The tool, however, is labeled as “experimental” and described as “supplementary to the official NWS heat watch/warning/advisory program.”
McMahon said the weather service is working to simplify its messaging on the dangers of extreme heat as part of a “comprehensive strategy for conveying life-saving heat information.”
Researchers and health experts favor a more expansive alert system that warns the public about heat waves not only based on temperature thresholds but also on the public health impacts they’re expected to cause, particularly to the elderly and infirm, outdoor workers and other sensitive populations.
“We know heat puts health at risk in vulnerable people well below temperatures that a heat alert would be given,” said Dr. Aaron Bernstein, a pediatrician at the Harvard T.H. Chan School of Public Health.
In some areas it does not take record-setting temperatures, or even summer weather, for the heat to be lethal. Southern California is the only place in the U.S. where scientists have documented heat-related deaths during the winter, due to the hot, gusty Santa Ana winds. Though rare, these unseasonal heat waves are believed to be especially dangerous because they strike at a time when people are accustomed to cooler weather.
The temperature at which heat becomes life-threatening also varies widely depending on local variables.

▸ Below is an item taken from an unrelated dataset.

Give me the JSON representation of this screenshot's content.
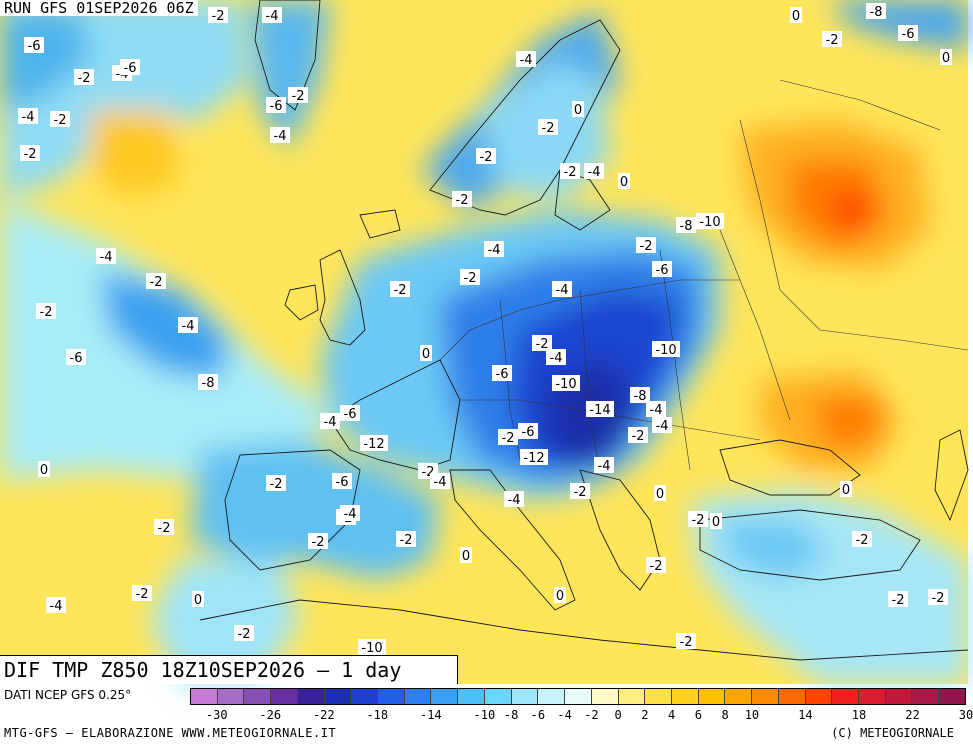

In San Francisco, where the climate is usually mild, and relatively few people have air conditioning, a heat wave during the 2017 Labor Day weekend that reached a record-breaking 106 degrees — 37 degrees above average — doubled the volume of 911 calls and killed several residents. The same temperature has far less dramatic impacts in a place such as Palm Springs, where air conditioning is widespread and people are more acclimated to triple-digit temperatures.
Baughman McLeod — who directs the Atlantic Council’s Adrienne Arsht-Rockefeller Foundation Resilience Center — said her organization is developing a system to assign heat waves names and categories, an effort aimed at pushing individuals and government officials to take the threat of extreme heat more seriously.
L.A. County and Miami-Dade County are among the first cohort of communities where the group hopes to test such alerts.
Issuing names for heat waves at a national level would ultimately require the participation of the federal government, but for now, the National Weather Service “does not have any plans to start naming heat waves,” spokeswoman Jasmine Blackwell said.